Roman Signer

Platz ist in der kleinsten Hütte.
Für was?
Zum Fliegen natürlich.

07.07.18 – 07.10.18

 

Roman Signer (*1938, St. Gallen) versteht sich als Bildhauer – ein Bildhauer allerdings, der seine Skulpturen um die Dimension der Zeit erweitert. Mit seinen Ereignissen und Installationen arbeitet der Künstler seit den 1970er-Jahren voller Spielwitz an einer Neudefinition der Skulptur. Er bezieht Zeit, Energie, Beschleunigung und Veränderung mit in den skulpturalen Prozess ein und erkundet damit konsequent, spielerisch und immer wieder neu die Möglichkeiten dieses ursprünglich statischen Mediums. Das Resultat seiner Untersuchungen sind oft vergängliche Arbeiten, die in Fotoserien, Film- oder Videoaufnahmen dokumentiert werden. Die wichtigsten Werkstoffe Roman Signers bilden die vier Elemente Feuer, Erde, Wasser und Luft. Ihre Beschaffenheit und Qualitäten ergründet der Ostschweizer mit beeindruckender Präzision und Ausdauer. So lässt er etwa durchlöcherte Kajaks mit Wasser volllaufen, katapultiert Möbelstücke durch den Raum oder legt eine kilometerlange Zündschnur quer durch die Ostschweiz.

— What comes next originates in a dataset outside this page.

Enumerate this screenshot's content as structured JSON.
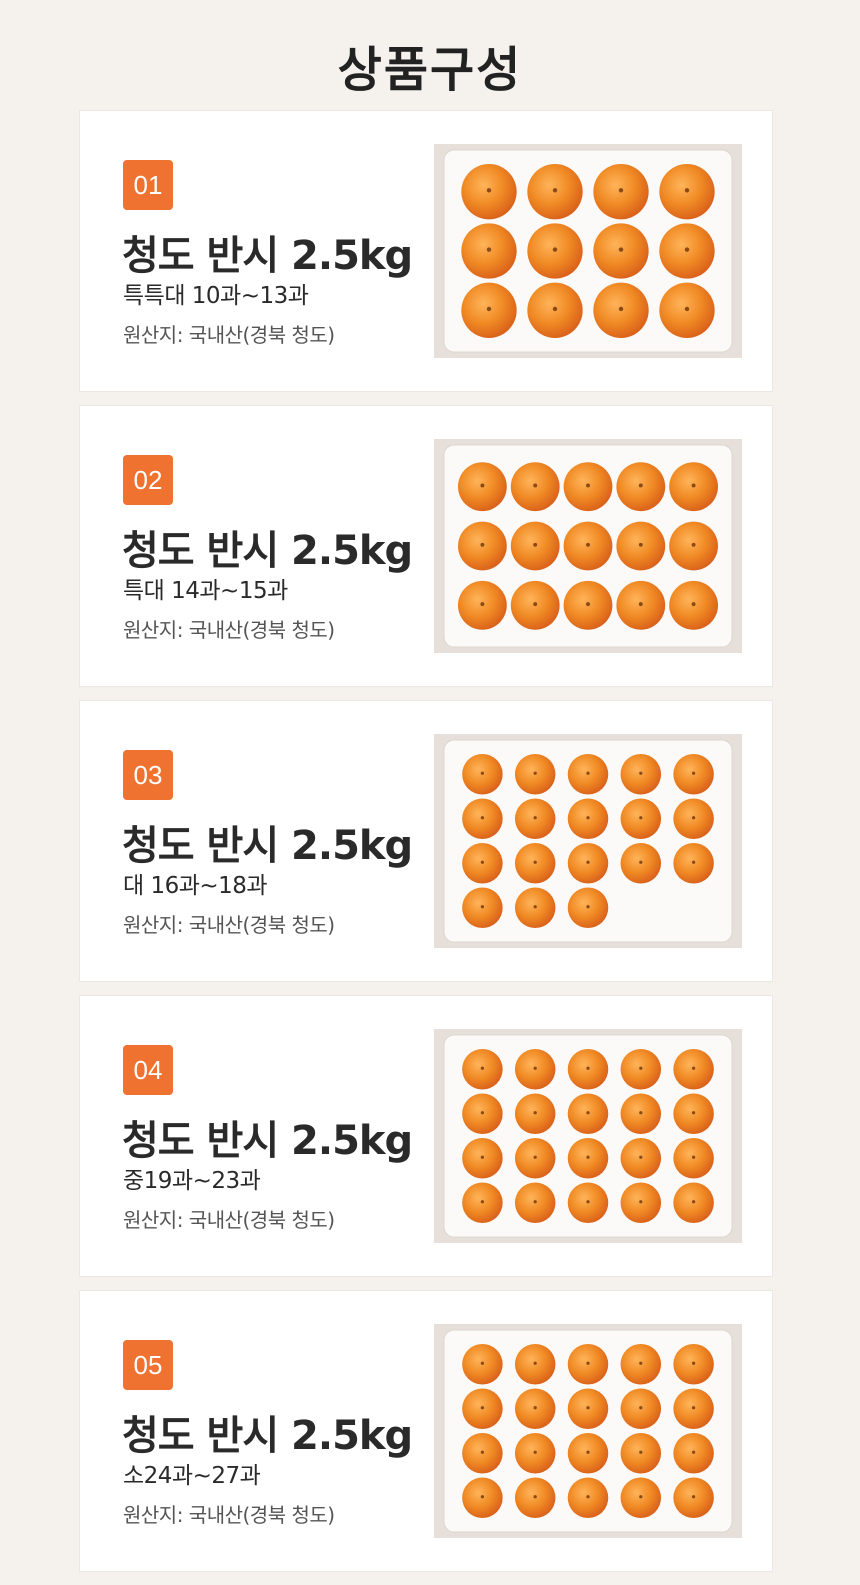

Der besondere Ort des von Raphael Bottazzini initiierten Artachments inspirierte den Künstler nicht nur zur Teilnahme an der Jubiläumsausstellung sondern auch zu einer Aktion vor Ort, zu einem «Ereignis», wie Roman Signer seine Aktionen selbst nennt. Es hat Platz in der Hütte und Roman Signer nimmt ihn ein: Mit Schutzbrille und Helm, vor der Vernissage und ohne Publikum, begibt er sich in das Häuschen. Darin bedient er sich eines so genannten Quadrokopters*, welchen er mit einem Pinsel mit blauer Farbe versieht. Mit diesem Arrangement aus Flugobjekt und Malinstrument navigiert er durch das Häuschen und malt blaue Punkte an dessen Decke. Das ganze Vorgehen ist nicht ungefährlich, weshalb sich der Künstler die erwähnte Schutzmontur anzieht. Von der Handlung übrig bleibt die bemalte Decke und auch das Instrumentarium lässt der Künstler zurück. Das fertige Werk wiederum definiert er als Installation: Auf dem Regal im Häuschen liegend verweisen die Objekte auf die vergangene Handlung. Das Publikum darf die Hütte betreten und sich das Geschehene zusammenreimen. An das erzählerische Moment dieser kleinen Geschichte knüpft auch der Titel des Werks passend an: «Platz ist in der kleinsten Hütte.» «Für was?» «Zum Fliegen natürlich.» Es ist ein Kurzdialog zwischen dem Künstler und einem fiktiven Gegenüber, der eigentlich alles sagt.

Mit der Bemalung der Decke indes verweist Signer durch eine simple Geste auf die berühmte und von künstlerischer Könnerschaft geprägten Gattung der Deckenmalerei. Roman Signers Deckenbemalung wiederum, so könnte man weiterinterpretieren, adelt das kleine Häuschen zu mehr als einer Hütte: Durch die blauen Tupfer wird es zu einer Kapelle für die Kunst.

* Was im Volksmund als Drohne bezeichnet wird, ist im Fachjargon ein Quadrokopter (ein mit 4 Rotoren versehener, fernsteuerbare Helikopter). Der Begriff «Drohne» wird somit etwa in Modellfliegerkreisen ungern gehört, weil eine Drohne jene Helikopter bezeichnet, die im Krieg zum Einsatz kommen und töten können. Das Objekt, welches Roman Signer zum Fliegen und zum Malen verwendet, ist jedoch ein Arbeitswerkzeug, oder wie er selbst sagt: «Ein friedliches Ding mit einem fliegenden Pinsel.»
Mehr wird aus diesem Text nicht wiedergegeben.